The Selective Shout: How Good People Are Led by Antisemites
Imagine this.
You’re walking past a small shop when you hear someone shout, “Thief!” at a customer leaving the door. Naturally, you assume the person being shouted at has done something wrong — stealing is bad, after all. You might even admire the shopkeeper for calling them out.
The next day, it happens again. Another “Thief!” Another accused customer. And then again the next day. It begins to seem like theft is rampant, that the shopkeeper is courageously standing up for honesty. A protest forms against stealing, and you might feel compelled to join it — because standing against theft is obviously the moral thing to do.
But then, one day, you notice something. Someone actually does steal from the shop — and this time, the shopkeeper says nothing. You watch more carefully and realize: the only people ever called “thief” are Black shoppers.
Suddenly, the moral picture flips. The protest you thought was about honesty isn’t about theft at all — it’s about hate. The shouting wasn’t a stand for integrity; it was an expression of racism, disguised as virtue.
The Same Pattern — With Israel
This is how many otherwise decent people find themselves standing in movements that are, often unwittingly, fueled by antisemitism. They start with empathy, outrage, and a sense of moral duty. They see suffering, oppression, and power imbalance, and they react — as good people should.
But when that outrage is selective, when it always and only targets the world’s one Jewish state — while ignoring or excusing far greater violence elsewhere — something deeper is at play. The shouting may sound like “justice,” but the pattern reveals prejudice.
Antisemitism, like the racist shopkeeper, hides behind moral language. It shouts “thief!” again and again, but only at one kind of person.
The Deceptive Moral Frame
In our hyper-connected world, it’s easy to be swept up by causes that appear self-evidently righteous. Social media amplifies emotion, simplifies complex histories, and rewards outrage. Phrases like “Free Palestine” or “End Apartheid” sound humane and just — and in some contexts, they are.
But antisemitic voices have long learned to exploit this. They know that moral movements carry legitimacy. So they attach their hatred to the language of justice: “human rights,” “decolonization,” “liberation.”
The result is that ordinary, compassionate people begin to carry ideas that didn’t originate in empathy at all, but in the old, enduring belief that Jews — uniquely among nations — are illegitimate, malevolent, or deserving of erasure.

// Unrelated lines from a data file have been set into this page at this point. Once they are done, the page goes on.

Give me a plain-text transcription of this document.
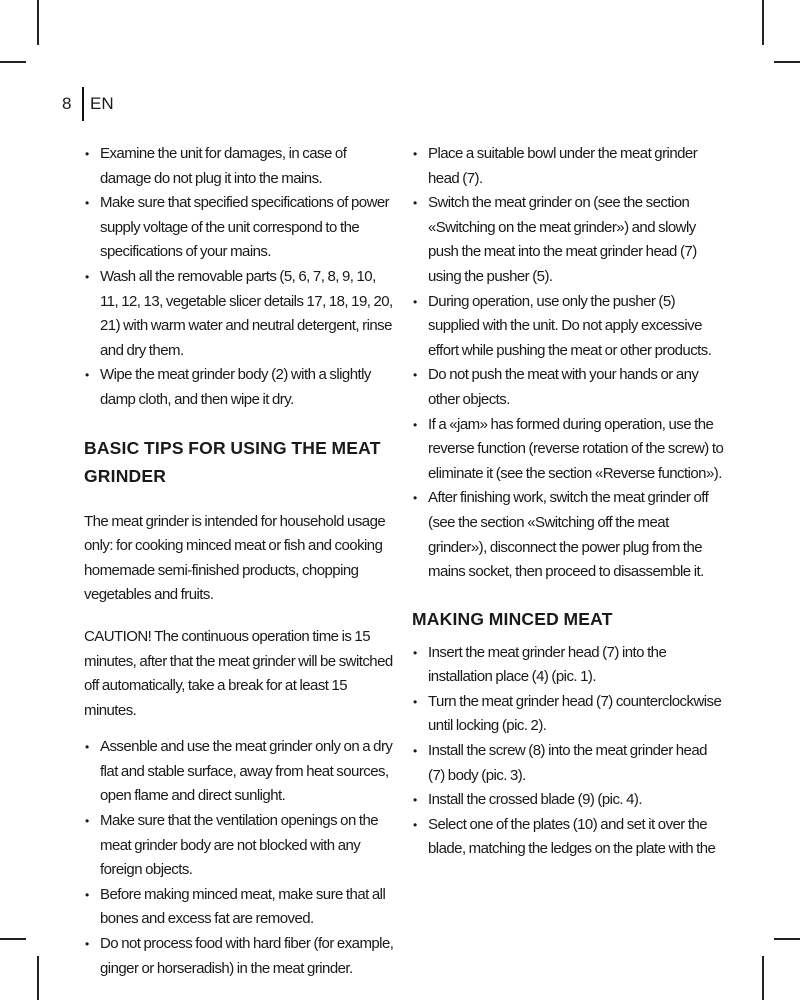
8	EN
• Examine the unit for damages, in case of damage do not plug it into the mains.
• Make sure that specified specifications of power supply voltage of the unit correspond to the specifications of your mains.
• Wash all the removable parts (5, 6, 7, 8, 9, 10, 11, 12, 13, vegetable slicer details 17, 18, 19, 20, 21) with warm water and neutral detergent, rinse and dry them.
• Wipe the meat grinder body (2) with a slightly damp cloth, and then wipe it dry.
BASIC TIPS FOR USING THE MEAT GRINDER

The meat grinder is intended for household usage only: for cooking minced meat or fish and cooking homemade semi-finished products, chopping vegetables and fruits.

CAUTION! The continuous operation time is 15 minutes, after that the meat grinder will be switched off automatically, take a break for at least 15 minutes.

• Assenble and use the meat grinder only on a dry flat and stable surface, away from heat sources, open flame and direct sunlight.
• Make sure that the ventilation openings on the meat grinder body are not blocked with any foreign objects.
• Before making minced meat, make sure that all bones and excess fat are removed.
• Do not process food with hard fiber (for example, ginger or horseradish) in the meat grinder.
• Place a suitable bowl under the meat grinder head (7).
• Switch the meat grinder on (see the section «Switching on the meat grinder») and slowly push the meat into the meat grinder head (7) using the pusher (5).
• During operation, use only the pusher (5) supplied with the unit. Do not apply excessive effort while pushing the meat or other products.
• Do not push the meat with your hands or any other objects.
• If a «jam» has formed during operation, use the reverse function (reverse rotation of the screw) to eliminate it (see the section «Reverse function»).
• After finishing work, switch the meat grinder off (see the section «Switching off the meat grinder»), disconnect the power plug from the mains socket, then proceed to disassemble it.
MAKING MINCED MEAT
• Insert the meat grinder head (7) into the installation place (4) (pic. 1).
• Turn the meat grinder head (7) counterclockwise until locking (pic. 2).
• Install the screw (8) into the meat grinder head (7) body (pic. 3).
• Install the crossed blade (9) (pic. 4).
• Select one of the plates (10) and set it over the blade, matching the ledges on the plate with the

The Trap of Moral Certainty
The hardest prejudice to detect is the kind that flatters our conscience. When people believe they are fighting evil, it becomes almost impossible to consider that they might themselves be serving it.
Antisemitism thrives in that moral blind spot. It convinces people that hating Israel is not hatred — it’s righteousness. That shouting “thief!” isn’t discrimination — it’s courage. And before long, good people find themselves chanting alongside those who don’t seek peace, but the destruction of a people.
Moral Clarity vs. Moral Consistency
True moral clarity doesn’t mean ignoring Palestinian suffering. It means rejecting any worldview that demands the moral condemnation of one people alone. It means caring about injustice everywhere, not just where an ancient prejudice tells us to.
It is entirely possible — and indeed necessary — to grieve for Palestinian civilians while still recognizing the legitimacy of Israel’s existence, the right of Jews to self-determination, and the danger of movements that deny those rights.
The difference lies in consistency. The moment outrage becomes selective — when it sees evil only in Jews, only in Israel — it ceases to be moral. It becomes the old hatred in a new disguise.
The Courage to Step Back
When you notice that the person shouting “thief” only ever shouts at one group, you have a choice. You can keep joining the crowd, telling yourself you’re doing good — or you can step back, look closer, and see the pattern for what it is.
That same moral courage is needed now. To stand for true justice — one that includes Jews as well as Palestinians, one that condemns hatred wherever it hides — is harder than joining the chorus. But it’s also the only way to ensure that righteousness doesn’t become another mask for hate.